À partir des années 60, les luttes de libération nationale dans les colonies portugaises ont commencé à ébranler le consensus métropolitain autour des politiques du régime et à isoler de plus en plus le pays sur la scène diplomatique internationale. Les luttes de libération ne pouvaient être vaincues et le service militaire obligatoire ainsi que l’oppression politique étaient très impopulaires. L’imaginaire politique des classes moyennes émergentes, aux aspirations modernes et cosmopolites en phase avec le reste de l’Europe, est agité à la fois par le tiers-mondisme anticolonial et les révolutions culturelles qui se produisent au-delà des Pyrénées. Parallèlement, un important exode rural vers la ceinture industrielle de Lisbonne s’est produit depuis les années 50. Ce nouveau prolétariat industriel urbain provenait principalement de l’Alentejo, une vaste région peu peuplée située au sud du Tage, dont les grands domaines avaient été historiquement le théâtre de luttes féroces et de banditisme social.

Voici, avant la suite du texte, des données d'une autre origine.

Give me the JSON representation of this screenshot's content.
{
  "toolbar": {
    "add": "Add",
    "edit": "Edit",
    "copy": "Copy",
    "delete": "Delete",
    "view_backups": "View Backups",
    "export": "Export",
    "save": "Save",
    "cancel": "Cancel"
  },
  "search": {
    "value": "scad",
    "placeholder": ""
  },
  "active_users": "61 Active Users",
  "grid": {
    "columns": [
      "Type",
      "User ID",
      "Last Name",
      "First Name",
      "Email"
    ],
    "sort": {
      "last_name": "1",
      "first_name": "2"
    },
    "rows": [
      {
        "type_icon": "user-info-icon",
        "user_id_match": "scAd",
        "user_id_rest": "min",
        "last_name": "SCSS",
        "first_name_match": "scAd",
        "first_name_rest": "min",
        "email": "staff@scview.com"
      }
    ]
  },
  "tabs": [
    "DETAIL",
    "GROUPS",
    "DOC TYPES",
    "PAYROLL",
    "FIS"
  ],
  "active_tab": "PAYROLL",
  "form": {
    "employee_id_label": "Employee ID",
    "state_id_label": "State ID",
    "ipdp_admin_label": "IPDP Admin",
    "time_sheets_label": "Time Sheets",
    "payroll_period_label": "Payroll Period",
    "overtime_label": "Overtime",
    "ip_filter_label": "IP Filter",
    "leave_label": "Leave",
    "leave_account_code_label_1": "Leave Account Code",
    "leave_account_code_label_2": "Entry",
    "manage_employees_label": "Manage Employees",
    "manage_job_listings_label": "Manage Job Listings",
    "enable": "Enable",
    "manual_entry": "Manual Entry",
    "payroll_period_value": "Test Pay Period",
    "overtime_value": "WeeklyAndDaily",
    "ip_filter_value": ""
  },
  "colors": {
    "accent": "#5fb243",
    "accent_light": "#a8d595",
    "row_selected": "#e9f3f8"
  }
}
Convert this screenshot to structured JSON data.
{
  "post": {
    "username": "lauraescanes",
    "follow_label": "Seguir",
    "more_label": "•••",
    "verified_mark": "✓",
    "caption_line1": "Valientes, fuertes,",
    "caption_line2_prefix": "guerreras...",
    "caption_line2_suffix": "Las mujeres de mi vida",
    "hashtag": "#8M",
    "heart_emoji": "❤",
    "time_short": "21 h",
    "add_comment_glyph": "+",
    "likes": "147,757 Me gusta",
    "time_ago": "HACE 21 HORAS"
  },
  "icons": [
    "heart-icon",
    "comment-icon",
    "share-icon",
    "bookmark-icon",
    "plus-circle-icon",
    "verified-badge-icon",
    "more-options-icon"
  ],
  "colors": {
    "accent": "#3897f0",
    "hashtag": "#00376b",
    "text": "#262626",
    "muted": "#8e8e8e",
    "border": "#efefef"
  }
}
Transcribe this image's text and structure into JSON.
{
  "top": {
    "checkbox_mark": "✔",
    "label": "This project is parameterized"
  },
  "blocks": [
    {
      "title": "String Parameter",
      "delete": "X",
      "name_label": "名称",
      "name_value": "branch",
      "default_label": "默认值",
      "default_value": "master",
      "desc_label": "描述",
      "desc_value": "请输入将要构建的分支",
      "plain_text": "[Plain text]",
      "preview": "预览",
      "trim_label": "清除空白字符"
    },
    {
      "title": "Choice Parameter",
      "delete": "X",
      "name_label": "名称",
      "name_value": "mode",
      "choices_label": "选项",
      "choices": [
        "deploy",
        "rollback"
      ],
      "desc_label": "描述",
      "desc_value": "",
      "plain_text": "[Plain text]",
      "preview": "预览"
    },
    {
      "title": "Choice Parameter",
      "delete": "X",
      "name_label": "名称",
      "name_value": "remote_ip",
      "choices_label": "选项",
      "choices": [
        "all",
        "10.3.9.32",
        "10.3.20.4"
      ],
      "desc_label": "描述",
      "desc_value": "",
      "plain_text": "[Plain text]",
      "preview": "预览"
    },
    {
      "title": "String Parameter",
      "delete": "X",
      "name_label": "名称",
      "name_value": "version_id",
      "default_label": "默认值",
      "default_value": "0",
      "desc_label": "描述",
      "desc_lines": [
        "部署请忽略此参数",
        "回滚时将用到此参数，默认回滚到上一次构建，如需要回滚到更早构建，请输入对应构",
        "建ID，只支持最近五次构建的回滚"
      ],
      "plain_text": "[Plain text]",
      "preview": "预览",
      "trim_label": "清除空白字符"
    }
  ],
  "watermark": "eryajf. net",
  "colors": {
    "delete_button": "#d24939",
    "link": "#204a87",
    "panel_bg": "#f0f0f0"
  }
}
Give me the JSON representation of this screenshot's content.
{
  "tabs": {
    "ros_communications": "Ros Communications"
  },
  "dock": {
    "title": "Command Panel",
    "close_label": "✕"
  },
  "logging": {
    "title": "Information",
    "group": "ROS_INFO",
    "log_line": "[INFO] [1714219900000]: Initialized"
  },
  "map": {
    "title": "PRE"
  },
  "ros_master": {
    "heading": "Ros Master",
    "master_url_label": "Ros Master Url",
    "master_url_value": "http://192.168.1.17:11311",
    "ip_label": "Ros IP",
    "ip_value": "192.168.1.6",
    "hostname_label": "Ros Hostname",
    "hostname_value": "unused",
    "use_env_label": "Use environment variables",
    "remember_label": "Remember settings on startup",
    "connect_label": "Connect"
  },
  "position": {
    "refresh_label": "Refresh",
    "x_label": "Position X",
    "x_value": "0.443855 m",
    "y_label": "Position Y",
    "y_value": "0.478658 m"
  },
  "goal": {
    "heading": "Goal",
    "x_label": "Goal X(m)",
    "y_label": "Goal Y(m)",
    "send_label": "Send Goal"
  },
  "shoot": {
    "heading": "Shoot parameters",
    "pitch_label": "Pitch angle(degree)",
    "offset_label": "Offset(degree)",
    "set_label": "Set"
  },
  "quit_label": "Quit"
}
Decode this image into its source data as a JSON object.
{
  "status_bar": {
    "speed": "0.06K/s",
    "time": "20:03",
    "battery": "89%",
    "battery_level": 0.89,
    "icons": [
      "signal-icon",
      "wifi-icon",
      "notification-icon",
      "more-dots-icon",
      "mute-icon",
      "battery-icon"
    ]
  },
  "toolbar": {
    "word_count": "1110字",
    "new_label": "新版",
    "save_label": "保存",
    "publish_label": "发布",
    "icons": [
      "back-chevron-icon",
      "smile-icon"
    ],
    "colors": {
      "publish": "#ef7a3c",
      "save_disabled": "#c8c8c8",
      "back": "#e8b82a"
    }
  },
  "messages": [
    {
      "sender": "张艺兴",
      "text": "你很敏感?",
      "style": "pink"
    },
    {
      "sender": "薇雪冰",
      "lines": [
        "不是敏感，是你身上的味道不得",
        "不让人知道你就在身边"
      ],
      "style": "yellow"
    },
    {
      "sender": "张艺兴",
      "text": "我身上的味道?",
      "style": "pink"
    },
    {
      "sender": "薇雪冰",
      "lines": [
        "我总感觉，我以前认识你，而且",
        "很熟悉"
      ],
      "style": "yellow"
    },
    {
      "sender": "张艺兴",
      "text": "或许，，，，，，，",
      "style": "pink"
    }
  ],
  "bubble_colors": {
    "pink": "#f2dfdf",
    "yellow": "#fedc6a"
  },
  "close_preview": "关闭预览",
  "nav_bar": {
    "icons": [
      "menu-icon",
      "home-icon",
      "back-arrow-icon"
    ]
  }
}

La mort de Salazar en 1968 a fait naître l’espoir que son successeur, Marcelo Caetano, appliquerait les réformes démocratiques attendues et promises. Le “printemps marcelliste” a bien eu lieu, mais il a été de courte durée et n’a pas apporté les changements promis. La frustration engendrée par l’échec de la transition a pesé sur le régime. Les fissures croissantes au sein du parti au pouvoir ont créé une “aile libérale”, favorable au changement de régime et à l’indépendance coloniale, mais la dissidence des travailleurs a également atteint un sommet, avec plus de 300 grèves entre 1968 et 1973.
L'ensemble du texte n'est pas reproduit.